Bei potentiell gefälschten Windows-Lizenzschlüsseln muß man jedenfalls
einiges an Argumentation aufbieten, um sich als deren Käufer vom
Vorwurf der Geldwäsche und Softwarepiraterie zu befreien. Z. B. indem
man erklärt, der Händler hätte einen einwandfreien Leumund, es gäbe
durchaus weitere Angebote in ungefähr derselben Preislage, usw. [5].
Zu konkreten Details, wie genau die Fälschung der o. g. "Goldbarren"
erfolgte, läßt sich natürlich keine der o. g. Qualitätsmedien herab,
aber die faz weiß natürlich, daß die Goldschicht dünn und stümperhaft
aufgebracht worden sein soll. "Von dem Täter". Und die Anwaltschaft
argumentiert etwas schwach damit, daß ja gar kein Schaden entstanden
sei. *LOL*
Ist aber auch egal, denn die Geldfälschung wurde vollzogen und alle
Kriterien des Abs. 1 § 146 StGB [6] sind erfüllt.

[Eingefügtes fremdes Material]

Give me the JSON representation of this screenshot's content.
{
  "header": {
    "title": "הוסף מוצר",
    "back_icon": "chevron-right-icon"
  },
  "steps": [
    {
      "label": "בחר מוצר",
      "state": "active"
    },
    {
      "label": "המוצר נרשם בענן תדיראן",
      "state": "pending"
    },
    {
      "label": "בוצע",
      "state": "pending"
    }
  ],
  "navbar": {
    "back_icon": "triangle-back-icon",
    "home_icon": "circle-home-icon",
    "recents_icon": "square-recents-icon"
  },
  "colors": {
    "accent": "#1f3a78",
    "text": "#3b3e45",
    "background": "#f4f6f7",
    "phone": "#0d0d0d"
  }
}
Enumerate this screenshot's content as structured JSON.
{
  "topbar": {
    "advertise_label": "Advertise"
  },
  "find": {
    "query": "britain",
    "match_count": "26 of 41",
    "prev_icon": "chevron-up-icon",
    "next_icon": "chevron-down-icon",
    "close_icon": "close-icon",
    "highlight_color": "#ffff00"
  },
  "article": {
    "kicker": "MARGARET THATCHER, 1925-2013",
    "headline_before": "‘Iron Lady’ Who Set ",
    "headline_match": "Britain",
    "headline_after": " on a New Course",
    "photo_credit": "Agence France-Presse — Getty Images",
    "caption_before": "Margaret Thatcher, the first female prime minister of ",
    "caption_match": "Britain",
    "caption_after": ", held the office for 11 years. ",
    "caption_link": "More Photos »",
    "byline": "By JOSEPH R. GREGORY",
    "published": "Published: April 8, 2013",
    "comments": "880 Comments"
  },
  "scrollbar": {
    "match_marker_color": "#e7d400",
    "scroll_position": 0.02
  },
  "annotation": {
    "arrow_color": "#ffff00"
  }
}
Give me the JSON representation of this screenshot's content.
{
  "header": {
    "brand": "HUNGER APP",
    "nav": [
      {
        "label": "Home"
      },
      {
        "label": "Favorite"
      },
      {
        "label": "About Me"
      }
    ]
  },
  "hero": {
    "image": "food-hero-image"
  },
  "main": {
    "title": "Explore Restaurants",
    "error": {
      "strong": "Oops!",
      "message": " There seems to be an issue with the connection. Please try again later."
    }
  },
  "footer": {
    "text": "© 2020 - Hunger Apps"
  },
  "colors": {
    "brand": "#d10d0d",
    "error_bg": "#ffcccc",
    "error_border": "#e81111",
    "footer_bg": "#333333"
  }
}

Ob es damit folgerichtig war, die Freiheitsstrafe "nicht unter einem
Jahr" zur Bewährung auszusetzen (konkret wurde der Täter von seiner
eigenen Mutter angezeigt und schließlich zu 120'000€ Schadensersatz und
zwei Jahren auf Bewährung verurteilt, die Mutter bekam 70 Tagessätze à
30€ [7]), darf dahingestellt bleiben. Möglich ist das im
Jugendgerichtsgesetz (JGG) als auch nach § 56 StGB [8].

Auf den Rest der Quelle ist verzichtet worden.